Todos ellos aleteaban, derramando salpicaduras de diferentes dimensiones, de acuerdo con la envergadura de las alas, en el aire goteante. Los cedros, con los enormes brazos extendidos uno encima del otro, como húmedas terrazas de color verde oscuro, eran una protección más adecuada que el resto de la vegetación.

Por ese entonces los mozos de establo en las ramas superiores del nogal muerto estaban tan empapados como si se hubiesen sentado en el lago.
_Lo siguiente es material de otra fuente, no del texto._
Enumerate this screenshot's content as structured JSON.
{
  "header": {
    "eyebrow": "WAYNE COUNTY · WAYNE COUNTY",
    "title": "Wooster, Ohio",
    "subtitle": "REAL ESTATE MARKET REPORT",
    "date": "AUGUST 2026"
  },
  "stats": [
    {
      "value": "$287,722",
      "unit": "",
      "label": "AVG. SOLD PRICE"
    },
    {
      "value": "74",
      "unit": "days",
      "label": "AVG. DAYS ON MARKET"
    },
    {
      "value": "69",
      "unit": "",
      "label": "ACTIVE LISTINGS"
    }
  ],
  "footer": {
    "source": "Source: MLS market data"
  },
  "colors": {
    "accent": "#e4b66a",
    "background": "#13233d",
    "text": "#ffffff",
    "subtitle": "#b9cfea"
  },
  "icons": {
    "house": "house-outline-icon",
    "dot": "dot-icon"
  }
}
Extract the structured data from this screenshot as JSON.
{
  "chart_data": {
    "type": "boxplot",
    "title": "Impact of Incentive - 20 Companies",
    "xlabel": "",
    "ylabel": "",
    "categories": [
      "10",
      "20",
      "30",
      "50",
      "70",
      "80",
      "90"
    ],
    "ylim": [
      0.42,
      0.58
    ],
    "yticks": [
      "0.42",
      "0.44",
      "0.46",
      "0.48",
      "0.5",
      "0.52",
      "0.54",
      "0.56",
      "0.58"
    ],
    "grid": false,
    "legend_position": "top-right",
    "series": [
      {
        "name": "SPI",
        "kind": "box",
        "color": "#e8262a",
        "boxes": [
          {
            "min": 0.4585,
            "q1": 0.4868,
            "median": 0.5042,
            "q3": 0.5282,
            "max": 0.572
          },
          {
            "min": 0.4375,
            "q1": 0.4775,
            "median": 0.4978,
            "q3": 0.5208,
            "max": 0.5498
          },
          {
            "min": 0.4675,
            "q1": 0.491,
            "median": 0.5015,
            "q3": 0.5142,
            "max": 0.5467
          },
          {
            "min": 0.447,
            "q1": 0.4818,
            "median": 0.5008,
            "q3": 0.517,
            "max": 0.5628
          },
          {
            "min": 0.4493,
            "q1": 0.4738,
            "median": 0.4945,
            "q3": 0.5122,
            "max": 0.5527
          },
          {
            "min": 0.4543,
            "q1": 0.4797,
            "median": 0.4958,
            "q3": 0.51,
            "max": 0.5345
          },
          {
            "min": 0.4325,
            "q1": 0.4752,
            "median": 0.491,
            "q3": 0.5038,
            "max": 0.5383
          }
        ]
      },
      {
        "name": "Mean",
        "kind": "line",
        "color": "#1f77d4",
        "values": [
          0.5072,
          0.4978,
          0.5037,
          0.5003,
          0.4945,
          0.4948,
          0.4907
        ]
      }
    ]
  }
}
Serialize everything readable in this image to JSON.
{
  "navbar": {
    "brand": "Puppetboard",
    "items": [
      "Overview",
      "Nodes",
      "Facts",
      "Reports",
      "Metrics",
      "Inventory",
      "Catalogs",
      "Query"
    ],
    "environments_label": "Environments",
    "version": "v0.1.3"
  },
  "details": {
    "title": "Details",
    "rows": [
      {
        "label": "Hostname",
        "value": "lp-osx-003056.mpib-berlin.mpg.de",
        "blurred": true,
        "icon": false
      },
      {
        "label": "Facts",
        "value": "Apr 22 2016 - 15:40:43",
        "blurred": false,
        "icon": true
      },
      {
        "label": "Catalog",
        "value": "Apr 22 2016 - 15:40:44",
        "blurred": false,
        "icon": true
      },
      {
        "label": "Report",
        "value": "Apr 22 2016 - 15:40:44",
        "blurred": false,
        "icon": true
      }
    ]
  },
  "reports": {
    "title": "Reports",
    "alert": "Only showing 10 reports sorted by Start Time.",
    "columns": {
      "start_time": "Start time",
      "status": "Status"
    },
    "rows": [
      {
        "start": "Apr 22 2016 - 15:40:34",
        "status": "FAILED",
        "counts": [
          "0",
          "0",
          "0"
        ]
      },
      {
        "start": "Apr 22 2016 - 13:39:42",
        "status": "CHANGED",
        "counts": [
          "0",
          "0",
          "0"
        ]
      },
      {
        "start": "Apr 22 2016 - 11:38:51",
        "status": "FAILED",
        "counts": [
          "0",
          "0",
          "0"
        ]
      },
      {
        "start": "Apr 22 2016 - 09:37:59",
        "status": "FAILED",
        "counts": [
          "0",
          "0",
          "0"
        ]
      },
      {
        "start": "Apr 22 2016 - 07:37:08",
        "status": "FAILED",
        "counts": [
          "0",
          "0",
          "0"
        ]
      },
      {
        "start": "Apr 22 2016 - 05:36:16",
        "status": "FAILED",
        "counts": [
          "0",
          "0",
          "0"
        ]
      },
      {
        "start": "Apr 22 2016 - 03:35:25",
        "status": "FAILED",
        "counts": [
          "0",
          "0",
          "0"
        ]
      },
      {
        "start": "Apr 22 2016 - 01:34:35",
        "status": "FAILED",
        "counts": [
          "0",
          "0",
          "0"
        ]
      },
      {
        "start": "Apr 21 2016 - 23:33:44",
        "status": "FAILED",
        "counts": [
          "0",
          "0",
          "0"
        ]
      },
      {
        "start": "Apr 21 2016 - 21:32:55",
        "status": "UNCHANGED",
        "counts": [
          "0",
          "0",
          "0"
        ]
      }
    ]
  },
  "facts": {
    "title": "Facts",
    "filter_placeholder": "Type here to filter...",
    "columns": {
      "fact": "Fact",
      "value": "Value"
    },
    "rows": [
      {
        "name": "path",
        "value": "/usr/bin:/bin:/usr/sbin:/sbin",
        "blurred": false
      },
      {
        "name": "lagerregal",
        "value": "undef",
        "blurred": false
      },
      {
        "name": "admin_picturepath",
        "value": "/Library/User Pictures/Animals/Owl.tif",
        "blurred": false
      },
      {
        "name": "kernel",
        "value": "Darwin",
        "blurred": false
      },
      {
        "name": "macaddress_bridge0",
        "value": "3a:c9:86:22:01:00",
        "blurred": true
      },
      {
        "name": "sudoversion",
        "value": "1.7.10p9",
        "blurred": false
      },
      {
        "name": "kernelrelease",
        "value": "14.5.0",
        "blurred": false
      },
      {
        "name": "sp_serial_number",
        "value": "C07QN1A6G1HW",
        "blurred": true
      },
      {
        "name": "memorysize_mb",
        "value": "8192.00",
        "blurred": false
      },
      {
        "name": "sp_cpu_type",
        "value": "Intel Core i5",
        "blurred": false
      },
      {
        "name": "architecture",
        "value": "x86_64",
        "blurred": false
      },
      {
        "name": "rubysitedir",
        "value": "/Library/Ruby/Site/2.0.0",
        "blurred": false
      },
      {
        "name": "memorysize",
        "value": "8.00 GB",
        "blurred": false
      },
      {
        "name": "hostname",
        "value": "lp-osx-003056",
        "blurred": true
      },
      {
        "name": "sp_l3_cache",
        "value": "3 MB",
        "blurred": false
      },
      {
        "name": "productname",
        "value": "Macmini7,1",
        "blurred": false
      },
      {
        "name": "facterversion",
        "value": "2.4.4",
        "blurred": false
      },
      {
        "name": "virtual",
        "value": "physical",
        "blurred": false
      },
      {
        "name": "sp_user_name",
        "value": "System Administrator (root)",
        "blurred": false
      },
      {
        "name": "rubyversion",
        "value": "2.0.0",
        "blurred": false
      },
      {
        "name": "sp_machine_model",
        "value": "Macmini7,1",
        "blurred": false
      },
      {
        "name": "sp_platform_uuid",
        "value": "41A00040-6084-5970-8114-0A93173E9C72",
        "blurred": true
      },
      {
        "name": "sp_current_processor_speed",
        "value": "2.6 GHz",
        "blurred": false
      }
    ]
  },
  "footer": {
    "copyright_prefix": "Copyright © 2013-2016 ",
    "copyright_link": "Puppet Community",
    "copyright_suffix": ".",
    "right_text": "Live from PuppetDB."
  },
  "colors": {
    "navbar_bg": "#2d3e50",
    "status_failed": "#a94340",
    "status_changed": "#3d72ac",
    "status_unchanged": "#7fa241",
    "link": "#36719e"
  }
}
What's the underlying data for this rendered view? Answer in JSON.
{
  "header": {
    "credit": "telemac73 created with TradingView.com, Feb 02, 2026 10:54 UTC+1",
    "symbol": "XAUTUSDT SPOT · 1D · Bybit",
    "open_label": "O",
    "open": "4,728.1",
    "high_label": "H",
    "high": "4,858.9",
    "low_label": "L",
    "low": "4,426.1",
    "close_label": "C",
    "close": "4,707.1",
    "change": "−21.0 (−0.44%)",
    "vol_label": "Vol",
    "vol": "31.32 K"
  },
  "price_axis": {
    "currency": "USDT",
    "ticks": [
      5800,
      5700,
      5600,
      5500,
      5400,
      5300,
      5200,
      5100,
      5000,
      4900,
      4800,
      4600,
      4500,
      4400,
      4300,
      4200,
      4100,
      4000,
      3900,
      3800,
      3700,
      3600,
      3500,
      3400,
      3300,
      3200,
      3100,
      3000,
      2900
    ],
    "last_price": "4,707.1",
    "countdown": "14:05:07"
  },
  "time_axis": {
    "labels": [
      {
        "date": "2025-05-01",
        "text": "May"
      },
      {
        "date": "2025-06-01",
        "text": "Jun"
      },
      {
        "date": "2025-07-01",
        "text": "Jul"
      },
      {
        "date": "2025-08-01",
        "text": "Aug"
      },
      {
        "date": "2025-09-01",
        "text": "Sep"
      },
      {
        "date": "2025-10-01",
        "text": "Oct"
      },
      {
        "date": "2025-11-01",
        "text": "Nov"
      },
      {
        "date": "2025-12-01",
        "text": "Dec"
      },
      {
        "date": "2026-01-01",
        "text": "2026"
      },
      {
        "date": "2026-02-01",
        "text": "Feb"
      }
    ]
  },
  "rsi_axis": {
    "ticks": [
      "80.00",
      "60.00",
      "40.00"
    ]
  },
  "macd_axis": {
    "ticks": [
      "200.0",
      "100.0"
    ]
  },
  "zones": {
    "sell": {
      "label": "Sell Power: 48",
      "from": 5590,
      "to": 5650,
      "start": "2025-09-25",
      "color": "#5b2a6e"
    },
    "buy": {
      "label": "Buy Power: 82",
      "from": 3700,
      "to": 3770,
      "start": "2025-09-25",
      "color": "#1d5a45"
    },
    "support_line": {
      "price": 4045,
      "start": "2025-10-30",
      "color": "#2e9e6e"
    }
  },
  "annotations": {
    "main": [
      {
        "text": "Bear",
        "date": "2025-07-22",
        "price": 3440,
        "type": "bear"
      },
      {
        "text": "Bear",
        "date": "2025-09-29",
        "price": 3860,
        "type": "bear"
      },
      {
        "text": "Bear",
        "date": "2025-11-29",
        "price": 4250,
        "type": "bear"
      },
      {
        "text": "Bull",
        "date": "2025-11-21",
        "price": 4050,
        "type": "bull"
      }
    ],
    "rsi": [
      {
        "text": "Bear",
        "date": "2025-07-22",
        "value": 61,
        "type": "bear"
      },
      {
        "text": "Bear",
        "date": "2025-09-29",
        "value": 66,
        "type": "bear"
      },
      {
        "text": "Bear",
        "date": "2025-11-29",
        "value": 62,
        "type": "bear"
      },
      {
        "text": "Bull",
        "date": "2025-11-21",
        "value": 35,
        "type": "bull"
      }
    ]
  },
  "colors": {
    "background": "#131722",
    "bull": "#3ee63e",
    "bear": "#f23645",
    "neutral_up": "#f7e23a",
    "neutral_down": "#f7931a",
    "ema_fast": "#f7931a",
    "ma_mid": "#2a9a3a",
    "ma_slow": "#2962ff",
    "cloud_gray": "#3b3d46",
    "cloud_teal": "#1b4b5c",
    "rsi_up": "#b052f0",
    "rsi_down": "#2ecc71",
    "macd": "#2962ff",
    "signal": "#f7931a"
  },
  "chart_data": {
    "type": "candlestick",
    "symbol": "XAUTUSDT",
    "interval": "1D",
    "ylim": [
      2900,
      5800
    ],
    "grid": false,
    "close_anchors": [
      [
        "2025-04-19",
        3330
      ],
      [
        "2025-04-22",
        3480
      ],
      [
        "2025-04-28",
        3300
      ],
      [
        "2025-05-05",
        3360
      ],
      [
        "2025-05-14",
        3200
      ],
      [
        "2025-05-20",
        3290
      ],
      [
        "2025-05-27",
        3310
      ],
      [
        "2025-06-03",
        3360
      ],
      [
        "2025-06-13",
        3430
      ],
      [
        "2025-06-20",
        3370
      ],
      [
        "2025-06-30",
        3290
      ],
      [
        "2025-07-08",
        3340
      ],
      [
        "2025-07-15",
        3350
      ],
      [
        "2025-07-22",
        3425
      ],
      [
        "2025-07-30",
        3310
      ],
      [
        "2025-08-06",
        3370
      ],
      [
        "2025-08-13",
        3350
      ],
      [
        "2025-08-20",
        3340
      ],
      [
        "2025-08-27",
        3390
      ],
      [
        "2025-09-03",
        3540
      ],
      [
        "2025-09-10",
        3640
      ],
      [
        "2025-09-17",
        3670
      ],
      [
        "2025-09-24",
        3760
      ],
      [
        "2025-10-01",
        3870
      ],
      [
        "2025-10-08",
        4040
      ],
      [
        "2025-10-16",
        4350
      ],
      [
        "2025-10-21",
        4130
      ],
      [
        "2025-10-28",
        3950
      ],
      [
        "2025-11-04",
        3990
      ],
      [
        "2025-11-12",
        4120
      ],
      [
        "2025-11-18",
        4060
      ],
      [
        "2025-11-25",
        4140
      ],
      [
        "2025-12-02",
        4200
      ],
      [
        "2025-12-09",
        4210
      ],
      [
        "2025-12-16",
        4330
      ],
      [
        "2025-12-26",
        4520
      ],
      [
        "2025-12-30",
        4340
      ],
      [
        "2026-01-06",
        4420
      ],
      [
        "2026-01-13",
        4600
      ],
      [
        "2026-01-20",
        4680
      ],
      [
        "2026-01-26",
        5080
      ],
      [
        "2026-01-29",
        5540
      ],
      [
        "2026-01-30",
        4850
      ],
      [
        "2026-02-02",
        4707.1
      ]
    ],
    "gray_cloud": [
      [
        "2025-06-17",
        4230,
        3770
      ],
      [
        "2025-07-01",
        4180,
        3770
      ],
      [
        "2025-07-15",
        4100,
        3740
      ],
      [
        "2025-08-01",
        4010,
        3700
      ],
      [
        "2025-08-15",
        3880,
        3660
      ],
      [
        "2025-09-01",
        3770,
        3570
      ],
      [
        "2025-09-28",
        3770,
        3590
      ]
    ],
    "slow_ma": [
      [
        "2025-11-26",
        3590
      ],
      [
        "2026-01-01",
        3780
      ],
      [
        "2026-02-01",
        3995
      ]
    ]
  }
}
Lo mismo ocurría en la orilla de los Moradores, esa orgullosa e indigente congregación. No dejaban ningún reflejo en la superficie del agua, demasiado triturada por los aguijones de la lluvia.

Instalar a Bergantín en su estrado fue la tarea más delicada y desagradable que le cupo al grupo de oficiales. Estuvo acompañada de tan horribles palabrotas que incluso la pierna atrofiada se sonrojó por debajo de la arpillera. Aunque ya tenía que estar curada de espantos tras muchos años de oír juramentos, esta mañana sintió vergüenza al comprobar hasta qué punto de degradación la parte superior del cuerpo era capaz de
descender
, y se puso de color de almagre desde la cadera hasta la punta del dedo gordo. Sólo la consolaba que la influencia contaminante no hubiese descendido más allá de los pulmones, y que por tanto los males de la pierna atrofiada eran enteramente físicos.